How we solved the LaTeX caching problem that never ended
For one of our clients, we built and now maintain software that allows teachers to create math worksheets for their students. Many of these worksheet questions have students select the equation that matches a provided graph, choosing from four different options (labeled A, B, C and D).
To get the math symbols to display properly, we use the LaTeX library, and save the equation display as an image. Since that means every worksheet page loads a dozen-plus images, we locally cache the equation images on-demand on the server the first time a worksheet is loaded. This means every time you subsequently load that worksheet, it's fully cached and loads instantly, which is great!
To do this, we took the literal LaTeX string (a hex digest) used to represent the equation and cached that string. That string was also used to create the filename for the image of the equation, which we'd then look up to load the proper image.
Sounds great, right?
Recently, it came to our attention that the caching wasn't working as expected.
The client would make a new worksheet with new questions, and after visiting the completed worksheet once, expected it to be cached, and therefore load instantly the next time he loaded the page.
Instead, it was still loading each of the graphs individually every time he refreshed, indicating that caching was broken.
But was it?
After some deep investigating, we discovered that, in fact, caching was working, but we'd made some assumptions during the MVP building phase that were no longer holding up now that so many folks were using the software.
To make it harder for students to game the system, answers to questions on the worksheet appear in randomized order. We then cache each answer on page load, including the label (A, B, C or D).
Randomization to the (not) rescue
Which seems reasonable enough - except this means in practice that, because of the randomization, the first n number of page loads were viewed by the code as a new configuration not yet cached (because now the equations associated with question 1, for example, each had a different label, and had to be cached with that specific label).
We were ignoring the cached answers if the expected equation wasn’t paired with the expected letter, which - because of the randomization - was most of the time.
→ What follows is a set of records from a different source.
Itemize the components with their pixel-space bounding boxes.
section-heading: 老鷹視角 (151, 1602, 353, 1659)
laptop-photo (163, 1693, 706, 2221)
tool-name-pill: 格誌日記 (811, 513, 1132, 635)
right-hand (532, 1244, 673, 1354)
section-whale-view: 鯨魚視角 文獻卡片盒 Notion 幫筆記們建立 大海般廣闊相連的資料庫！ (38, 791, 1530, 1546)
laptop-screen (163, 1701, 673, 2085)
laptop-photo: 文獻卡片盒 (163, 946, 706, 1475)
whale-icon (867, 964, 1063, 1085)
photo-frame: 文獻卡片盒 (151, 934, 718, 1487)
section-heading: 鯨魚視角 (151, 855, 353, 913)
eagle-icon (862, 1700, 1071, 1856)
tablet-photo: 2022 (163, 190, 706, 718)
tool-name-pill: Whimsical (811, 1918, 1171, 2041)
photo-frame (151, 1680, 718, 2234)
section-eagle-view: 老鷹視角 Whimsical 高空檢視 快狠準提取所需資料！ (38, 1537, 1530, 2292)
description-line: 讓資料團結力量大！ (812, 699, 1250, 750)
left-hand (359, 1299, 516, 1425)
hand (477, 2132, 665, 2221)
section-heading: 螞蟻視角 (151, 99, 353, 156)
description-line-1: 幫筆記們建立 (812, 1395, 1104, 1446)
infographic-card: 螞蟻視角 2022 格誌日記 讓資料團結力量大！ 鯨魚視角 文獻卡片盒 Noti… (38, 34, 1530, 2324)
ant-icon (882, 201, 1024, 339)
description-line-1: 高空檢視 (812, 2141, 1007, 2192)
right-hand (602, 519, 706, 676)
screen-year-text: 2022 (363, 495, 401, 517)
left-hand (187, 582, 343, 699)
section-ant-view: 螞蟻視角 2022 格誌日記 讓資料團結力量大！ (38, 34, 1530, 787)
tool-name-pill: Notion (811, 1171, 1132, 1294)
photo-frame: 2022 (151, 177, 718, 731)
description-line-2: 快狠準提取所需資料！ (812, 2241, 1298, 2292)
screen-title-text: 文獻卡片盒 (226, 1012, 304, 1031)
Additionally, sometimes the same equation would be displayed in a slightly different way or place, thus tweaking the hex digest, thus meaning the image didn’t get cached. For example, if you were looking at the answer key for the worksheet, the correct equation choice for each question would appear in red. This means that - even though the equation itself is the same - the LaTeX string representing it is slightly different, and so it wasn't being cached when the original was created ... because technically, it was a different image.
We made three major changes to our caching system to fix this issue.
Getting rid of those pesky labels
This was pretty simple - we just stopped caching the label portion of the answers, because the label load time is infinitesimal. Instead, we only cache the image of the equation, which means it's now cached anytime that equation is displayed (no matter what spot it occupies in the list of possible answers).
S3 vs. local server
Instead of caching on the local server, we now store our cache on S3. This not only improves performance, but also storage maintenance. It's a lot easier to have S3 render the images than the server.
Innate caching instead of on-demand caching
It was clear that caching on-demand wasn't sufficient anymore, so we wrote a script to find all the variations of already cached images, cached them, and put them on S3.
Additionally, we wrote a hook to do same thing every time new questions or answers are created or edited, instead of waiting for that question or answer to be viewed first.
First, the hex digest naming system is powerful, but only when used correctly (and carefully!).
Second - as every programmer knows - caching is hard.
Thirdly, it's important for startups to actively plan for future development above and beyond the MVP (minimum viable product).
From a business perspective, it just makes sense to ignore a variety of edge cases at the very beginning. But if the product or service becomes successful, then it's equally important to re-evaluate those edge cases (and actively look for new ones!) as more and more users engage with the software.